DC 5 Results
On Wednesday midday, May 21, 2025, 96173 returned after a -day wait in the District of Columbia record. Given an expected cadence of 1 in 100,000 draws, the interval lands deep in the long-gap tail.
Winning numbers for 2 draws on May 21, 2025 in District of Columbia.
Draw times: D, Evening.
Our take on the DC 5 results
May 21, 2025DC 5 report — Wednesday midday, May 21, 2025: 96173 shows a notable pattern
On Wednesday midday, May 21, 2025, 96173 returned after a -day wait in the District of Columbia record. Given an expected cadence of 1 in 100,000 draws, the interval lands deep in the long-gap tail.
Overview
On Wednesday midday, May 21, 2025, 96173 returned after a -day wait in the District of Columbia record. Given an expected cadence of 1 in 100,000 draws, the interval lands deep in the long-gap tail.

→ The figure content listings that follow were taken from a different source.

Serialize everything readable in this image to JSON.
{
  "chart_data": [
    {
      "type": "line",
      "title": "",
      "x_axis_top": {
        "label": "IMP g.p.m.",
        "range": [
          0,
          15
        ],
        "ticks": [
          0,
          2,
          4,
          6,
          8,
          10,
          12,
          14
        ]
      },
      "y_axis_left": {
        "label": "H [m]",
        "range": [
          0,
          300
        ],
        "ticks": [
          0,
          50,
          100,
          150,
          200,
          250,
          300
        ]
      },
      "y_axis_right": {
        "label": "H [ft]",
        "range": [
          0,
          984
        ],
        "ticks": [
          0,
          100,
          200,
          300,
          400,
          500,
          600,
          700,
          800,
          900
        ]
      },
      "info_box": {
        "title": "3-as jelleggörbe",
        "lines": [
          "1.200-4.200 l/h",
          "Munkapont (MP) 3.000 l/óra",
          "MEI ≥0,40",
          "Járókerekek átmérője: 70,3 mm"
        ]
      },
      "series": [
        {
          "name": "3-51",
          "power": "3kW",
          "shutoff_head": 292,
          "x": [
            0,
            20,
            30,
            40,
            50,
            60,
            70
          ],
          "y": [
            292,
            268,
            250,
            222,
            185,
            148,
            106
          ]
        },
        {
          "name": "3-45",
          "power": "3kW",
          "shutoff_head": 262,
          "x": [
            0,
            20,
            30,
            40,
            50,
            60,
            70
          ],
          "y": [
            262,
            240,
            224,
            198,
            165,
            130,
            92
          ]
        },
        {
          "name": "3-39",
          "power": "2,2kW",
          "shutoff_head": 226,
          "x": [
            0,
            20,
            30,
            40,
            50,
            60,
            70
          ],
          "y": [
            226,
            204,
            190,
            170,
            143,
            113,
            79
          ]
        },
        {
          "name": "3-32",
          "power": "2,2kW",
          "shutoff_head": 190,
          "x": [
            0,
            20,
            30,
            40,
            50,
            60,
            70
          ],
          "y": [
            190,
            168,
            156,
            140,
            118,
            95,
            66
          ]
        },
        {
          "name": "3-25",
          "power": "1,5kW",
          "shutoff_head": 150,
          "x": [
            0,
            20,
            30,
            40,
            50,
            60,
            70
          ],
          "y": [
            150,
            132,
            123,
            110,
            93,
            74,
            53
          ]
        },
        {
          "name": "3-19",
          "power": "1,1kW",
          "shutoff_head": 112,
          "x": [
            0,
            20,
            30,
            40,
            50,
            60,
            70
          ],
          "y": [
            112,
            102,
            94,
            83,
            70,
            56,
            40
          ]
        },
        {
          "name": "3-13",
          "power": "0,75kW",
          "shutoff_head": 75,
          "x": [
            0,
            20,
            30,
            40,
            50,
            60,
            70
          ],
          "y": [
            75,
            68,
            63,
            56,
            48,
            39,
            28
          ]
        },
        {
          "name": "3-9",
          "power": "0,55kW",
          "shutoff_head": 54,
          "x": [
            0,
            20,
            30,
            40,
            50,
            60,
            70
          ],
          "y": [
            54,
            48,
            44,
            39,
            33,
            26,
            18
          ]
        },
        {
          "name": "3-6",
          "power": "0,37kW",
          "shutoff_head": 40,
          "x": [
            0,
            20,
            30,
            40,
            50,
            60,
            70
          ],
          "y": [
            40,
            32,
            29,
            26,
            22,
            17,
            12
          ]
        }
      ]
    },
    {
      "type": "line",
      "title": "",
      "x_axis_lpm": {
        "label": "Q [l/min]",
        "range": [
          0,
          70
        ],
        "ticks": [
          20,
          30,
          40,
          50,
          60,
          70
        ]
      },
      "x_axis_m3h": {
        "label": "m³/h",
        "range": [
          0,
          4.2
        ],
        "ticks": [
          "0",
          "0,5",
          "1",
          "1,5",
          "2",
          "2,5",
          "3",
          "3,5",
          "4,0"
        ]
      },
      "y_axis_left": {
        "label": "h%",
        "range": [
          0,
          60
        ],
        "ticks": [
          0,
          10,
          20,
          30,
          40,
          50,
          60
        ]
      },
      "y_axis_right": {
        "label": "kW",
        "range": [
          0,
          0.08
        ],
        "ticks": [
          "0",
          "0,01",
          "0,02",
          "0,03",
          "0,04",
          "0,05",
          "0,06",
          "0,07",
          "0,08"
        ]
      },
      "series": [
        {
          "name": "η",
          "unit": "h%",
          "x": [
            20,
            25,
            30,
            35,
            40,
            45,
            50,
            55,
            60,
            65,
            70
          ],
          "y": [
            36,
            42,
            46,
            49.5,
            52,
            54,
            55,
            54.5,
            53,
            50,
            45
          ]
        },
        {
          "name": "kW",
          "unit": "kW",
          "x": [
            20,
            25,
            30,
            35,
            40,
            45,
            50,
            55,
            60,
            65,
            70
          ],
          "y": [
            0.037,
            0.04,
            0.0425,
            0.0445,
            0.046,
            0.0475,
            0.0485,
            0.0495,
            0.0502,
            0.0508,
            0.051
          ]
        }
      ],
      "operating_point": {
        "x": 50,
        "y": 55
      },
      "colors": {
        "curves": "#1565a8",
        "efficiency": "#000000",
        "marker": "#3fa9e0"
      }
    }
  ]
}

A Subtle Pattern in the Digits
A small overlap detail: 7 reappeared across both draws (96173 and 48277). Single repeats are expected at steady rates. It is a context marker for short-window tracking.
Combo Profile
The digits in 96173 cover a wide range (1 to 9) with no repeats.
Why Droughts Matter
Long gaps remain descriptive, not forward-looking - they track where outcomes drift from baseline spacing. They help quantify how often outcomes move into the tails.
Data Notes
This report summarizes observed outcomes for Wednesday midday, May 21, 2025 and interprets them within the long-run distribution record. It does not imply a forecast or recommendation.
From Stepzero
In summary: this reporting is shaped to keep the long-horizon record steady for analysts and long-run tracking. The aim is a trustworthy record.
Additional Context
Stability comes from the accumulation of entries. One draw alone does not define the pattern, but the record grows more reliable with each addition to the dataset. Long-horizon measurement matters most when viewed across extended windows. As samples expand, the distribution becomes clearer and anomalies settle into their expected ranges.
Adding to the Long-Term Record
The return of 96173 expands the archive by one more data point. It is the accumulation of these entries, not a single draw, that defines the reliability of long-horizon analysis.